At least one Galveston home was partially destroyed by high winds early Thursday morning. The banana spider who lives beside my back porch had most of her web torn asunder by wind and rain.
Early Thursday, she was hard at work rebuilding.
I'm wondering if other people in the county are having as much fun as my wife and me watching these big but harmless spiders do their thing. She is over two inches long, yellow, orange and brown, and she's hairy and scary. On the other hand, as I learned, she's dangerous only if you're a flying insect.
We first noticed the one outside our kitchen about three weeks ago. Her web was then quite large and growing. It spread from the the corner of our back porch, up the wall and across to a tree by our back fence. I'm guessing the total webbed space at something like 60 to 80 square feet.
Teri and I saw the web and its industrious mistress as wonders of nature in an urban setting.
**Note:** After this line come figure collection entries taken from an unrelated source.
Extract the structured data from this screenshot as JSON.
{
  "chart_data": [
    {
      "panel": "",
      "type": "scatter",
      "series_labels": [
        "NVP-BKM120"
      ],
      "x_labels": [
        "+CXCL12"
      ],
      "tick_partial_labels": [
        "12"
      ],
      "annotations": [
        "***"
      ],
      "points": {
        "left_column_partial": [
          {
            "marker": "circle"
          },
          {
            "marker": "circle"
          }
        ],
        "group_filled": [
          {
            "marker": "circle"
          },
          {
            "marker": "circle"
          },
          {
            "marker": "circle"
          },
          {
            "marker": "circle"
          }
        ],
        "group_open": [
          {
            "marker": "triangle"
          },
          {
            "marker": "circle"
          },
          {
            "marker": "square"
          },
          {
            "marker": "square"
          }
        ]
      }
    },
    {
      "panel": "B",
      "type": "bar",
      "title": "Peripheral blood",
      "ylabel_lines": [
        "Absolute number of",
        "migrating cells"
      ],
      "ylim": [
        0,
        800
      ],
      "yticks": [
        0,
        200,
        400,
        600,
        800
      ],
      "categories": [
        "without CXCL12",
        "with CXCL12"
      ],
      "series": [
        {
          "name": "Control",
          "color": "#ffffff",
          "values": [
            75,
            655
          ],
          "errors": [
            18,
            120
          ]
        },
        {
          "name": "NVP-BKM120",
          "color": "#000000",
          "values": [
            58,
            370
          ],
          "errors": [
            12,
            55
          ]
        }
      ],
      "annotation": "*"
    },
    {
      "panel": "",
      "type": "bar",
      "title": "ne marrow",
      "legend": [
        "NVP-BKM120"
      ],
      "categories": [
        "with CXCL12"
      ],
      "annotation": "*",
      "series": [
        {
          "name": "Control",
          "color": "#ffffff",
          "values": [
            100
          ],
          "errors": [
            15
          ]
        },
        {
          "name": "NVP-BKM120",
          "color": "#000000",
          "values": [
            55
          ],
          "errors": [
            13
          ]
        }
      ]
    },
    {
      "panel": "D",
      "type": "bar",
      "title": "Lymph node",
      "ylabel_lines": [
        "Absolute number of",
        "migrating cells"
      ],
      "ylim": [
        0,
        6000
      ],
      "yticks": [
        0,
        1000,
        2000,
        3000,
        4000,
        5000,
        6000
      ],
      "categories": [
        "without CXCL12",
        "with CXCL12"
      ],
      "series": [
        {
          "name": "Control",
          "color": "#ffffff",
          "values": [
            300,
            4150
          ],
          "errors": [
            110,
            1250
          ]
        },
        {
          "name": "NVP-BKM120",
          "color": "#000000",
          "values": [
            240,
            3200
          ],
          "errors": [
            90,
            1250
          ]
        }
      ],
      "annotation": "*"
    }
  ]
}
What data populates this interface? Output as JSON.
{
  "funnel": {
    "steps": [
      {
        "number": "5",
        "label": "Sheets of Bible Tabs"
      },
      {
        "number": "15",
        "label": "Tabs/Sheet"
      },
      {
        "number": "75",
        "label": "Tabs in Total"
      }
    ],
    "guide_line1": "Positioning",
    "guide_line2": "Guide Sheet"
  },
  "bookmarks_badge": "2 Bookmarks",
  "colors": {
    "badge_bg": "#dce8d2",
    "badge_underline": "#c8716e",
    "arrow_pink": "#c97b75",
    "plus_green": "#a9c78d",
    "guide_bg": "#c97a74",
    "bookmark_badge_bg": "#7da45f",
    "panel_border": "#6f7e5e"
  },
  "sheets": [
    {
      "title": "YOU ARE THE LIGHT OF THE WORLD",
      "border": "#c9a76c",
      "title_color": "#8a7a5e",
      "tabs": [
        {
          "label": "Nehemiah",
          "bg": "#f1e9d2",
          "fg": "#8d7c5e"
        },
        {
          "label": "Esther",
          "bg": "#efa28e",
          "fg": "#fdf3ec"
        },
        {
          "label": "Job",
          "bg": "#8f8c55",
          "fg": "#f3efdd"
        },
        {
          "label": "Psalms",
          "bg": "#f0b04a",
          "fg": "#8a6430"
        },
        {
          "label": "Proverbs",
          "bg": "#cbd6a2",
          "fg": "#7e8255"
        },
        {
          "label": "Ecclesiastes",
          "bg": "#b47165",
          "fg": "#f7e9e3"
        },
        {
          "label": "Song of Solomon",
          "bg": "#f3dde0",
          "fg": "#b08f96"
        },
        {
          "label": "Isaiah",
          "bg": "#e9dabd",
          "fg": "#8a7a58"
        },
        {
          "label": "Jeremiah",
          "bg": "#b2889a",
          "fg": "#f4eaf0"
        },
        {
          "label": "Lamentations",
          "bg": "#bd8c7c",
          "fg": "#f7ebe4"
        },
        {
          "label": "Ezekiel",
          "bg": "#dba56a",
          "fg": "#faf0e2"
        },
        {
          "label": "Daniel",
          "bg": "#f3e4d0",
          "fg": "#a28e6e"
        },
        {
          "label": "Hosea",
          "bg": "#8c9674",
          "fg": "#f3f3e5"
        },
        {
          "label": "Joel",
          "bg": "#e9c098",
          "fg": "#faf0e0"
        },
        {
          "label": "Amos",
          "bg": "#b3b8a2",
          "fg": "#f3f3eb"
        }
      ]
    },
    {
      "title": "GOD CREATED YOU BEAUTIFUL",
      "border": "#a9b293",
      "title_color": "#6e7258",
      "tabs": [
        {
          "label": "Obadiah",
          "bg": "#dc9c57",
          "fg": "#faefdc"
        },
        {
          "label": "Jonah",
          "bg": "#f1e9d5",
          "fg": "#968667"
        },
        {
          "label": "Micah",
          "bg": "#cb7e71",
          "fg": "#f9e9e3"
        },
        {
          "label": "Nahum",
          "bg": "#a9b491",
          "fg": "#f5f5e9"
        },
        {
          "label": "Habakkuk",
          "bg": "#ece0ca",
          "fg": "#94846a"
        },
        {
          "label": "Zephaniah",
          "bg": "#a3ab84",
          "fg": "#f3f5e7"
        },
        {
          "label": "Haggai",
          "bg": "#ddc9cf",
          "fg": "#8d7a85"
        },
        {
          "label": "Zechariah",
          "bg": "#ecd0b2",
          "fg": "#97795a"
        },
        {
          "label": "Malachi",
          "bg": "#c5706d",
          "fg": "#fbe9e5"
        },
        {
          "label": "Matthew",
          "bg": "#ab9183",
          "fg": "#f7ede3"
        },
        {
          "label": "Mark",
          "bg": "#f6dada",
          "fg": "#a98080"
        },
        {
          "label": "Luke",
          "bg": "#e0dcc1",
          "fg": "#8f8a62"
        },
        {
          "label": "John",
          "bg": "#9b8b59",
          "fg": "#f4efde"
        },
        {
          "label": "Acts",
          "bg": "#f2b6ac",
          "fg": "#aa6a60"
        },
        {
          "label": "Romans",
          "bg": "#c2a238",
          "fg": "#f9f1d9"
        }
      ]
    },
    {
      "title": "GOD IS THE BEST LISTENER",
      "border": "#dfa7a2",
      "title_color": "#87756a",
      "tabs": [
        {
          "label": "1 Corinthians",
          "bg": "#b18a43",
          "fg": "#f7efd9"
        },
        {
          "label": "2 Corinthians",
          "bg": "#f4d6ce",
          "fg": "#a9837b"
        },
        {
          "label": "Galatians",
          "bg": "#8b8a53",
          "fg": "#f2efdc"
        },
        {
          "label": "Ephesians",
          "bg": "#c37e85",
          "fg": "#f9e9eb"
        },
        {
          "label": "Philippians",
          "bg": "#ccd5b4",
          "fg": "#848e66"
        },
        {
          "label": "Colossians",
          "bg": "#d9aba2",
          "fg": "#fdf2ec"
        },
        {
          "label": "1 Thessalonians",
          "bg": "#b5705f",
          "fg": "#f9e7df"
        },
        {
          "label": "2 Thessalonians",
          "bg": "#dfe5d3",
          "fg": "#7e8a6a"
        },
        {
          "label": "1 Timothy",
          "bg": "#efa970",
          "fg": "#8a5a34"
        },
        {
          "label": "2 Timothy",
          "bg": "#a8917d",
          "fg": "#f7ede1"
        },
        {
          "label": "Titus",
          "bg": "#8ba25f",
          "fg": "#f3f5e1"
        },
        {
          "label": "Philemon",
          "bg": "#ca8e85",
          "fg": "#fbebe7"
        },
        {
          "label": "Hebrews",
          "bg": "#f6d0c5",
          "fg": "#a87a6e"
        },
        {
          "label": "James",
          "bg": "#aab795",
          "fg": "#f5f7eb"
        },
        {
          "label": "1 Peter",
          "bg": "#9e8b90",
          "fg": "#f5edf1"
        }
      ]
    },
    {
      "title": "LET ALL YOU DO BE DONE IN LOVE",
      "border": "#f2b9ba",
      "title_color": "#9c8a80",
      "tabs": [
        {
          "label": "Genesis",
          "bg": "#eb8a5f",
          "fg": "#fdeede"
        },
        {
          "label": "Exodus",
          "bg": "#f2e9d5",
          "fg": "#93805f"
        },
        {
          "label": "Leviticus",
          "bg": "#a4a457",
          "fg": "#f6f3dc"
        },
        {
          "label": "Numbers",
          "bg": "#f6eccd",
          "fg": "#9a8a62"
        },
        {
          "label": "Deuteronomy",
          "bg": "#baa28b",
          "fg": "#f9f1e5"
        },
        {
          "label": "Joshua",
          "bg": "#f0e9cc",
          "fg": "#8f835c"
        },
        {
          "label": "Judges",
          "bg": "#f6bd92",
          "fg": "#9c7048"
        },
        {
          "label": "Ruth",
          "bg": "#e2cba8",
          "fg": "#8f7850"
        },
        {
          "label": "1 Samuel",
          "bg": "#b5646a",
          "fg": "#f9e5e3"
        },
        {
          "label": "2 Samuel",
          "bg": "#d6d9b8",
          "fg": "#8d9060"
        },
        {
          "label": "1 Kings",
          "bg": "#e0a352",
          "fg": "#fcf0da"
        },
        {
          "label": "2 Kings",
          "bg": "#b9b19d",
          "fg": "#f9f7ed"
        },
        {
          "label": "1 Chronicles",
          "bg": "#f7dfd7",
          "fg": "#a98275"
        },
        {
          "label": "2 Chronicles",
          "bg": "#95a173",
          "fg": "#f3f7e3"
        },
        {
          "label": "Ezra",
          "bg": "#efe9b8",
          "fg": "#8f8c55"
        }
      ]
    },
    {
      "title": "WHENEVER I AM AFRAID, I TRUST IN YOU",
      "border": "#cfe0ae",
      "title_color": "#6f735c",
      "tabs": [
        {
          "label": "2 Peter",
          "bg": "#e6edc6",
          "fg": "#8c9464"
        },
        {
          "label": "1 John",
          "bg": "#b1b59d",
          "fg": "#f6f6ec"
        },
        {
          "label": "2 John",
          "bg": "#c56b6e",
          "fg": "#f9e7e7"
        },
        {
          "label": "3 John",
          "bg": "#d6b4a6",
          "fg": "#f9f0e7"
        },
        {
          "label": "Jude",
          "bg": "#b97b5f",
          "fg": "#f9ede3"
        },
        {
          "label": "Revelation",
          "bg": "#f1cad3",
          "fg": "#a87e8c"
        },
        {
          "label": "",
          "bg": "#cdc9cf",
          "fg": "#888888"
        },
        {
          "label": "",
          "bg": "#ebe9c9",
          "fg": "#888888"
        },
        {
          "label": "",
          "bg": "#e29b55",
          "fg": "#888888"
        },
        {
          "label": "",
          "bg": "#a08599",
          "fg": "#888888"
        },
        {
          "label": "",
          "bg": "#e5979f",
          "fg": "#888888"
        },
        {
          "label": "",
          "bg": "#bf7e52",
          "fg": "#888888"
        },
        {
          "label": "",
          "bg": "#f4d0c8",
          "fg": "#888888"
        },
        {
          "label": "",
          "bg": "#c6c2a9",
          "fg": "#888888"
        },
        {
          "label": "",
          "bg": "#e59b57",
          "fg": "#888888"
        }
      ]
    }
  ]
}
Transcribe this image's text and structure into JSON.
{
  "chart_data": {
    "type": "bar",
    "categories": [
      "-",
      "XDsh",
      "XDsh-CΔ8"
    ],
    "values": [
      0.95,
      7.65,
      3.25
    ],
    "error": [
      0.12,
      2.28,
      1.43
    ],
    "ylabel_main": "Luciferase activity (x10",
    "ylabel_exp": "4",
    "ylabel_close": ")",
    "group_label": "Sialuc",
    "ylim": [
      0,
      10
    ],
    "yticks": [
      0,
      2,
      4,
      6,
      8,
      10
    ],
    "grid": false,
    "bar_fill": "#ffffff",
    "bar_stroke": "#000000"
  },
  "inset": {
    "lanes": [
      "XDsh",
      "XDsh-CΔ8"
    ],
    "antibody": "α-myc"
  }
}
Our theory was that the spider wasn't hurting anything, and her web might help reduce the mosquitoes and other flying insects around our back porch light. So we let her move in and construct her edifice. She's been a silent, hard-working neighbor ever since, wrapping her prey in silk, saving for a rainy day, which has now arrived.
I went to the web (World Wide, not spider's) and got the following information about the banana spiders, also known as golden silk spiders, from a web site written by scientists at the University of Florida:
"In Florida and other southeastern states, the golden silk spider, Nephila clavipes (Linnaeus), a large orange and brown spider with the feathery tufts on its legs, is well known ... It is particularly despised by hikers and hunters, as during late summer and fall the large golden webs of this species make a sticky rap for the unwary. However, as is typical with most spiders, there is little real danger from an encounter with the golden silk spider. The spider will bite only if held or pinched, and the bite itself will produce only localized pain with a slight redness, which quickly goes away. On the whole, the bite is much less severe than a bee string.
"Typically, the webs are made in open woods or edges of dense forest, usually attached to trees and low shrubs, although they may be in the tops of trees or between the wires of utility lines (Krakauer 1972). Prey consists of a wide variety of small to medium-sized flying insects, including flies, bees, wasps, and small moths and butterflies (Robinson and Mirick 1971). We have also seen them feeding on small beetles and dragonflies."
This must be the season. I spotted two more of the big female spiders (the males are smaller and less colorful) while looking for a lost ball recently at Timber Creek Golf Course. They had a huge web strung up over a wooden cart path bridge. (No, I never found the ball.)
What about it, readers: How common are these colorful, scary-looking creatures in Galveston County?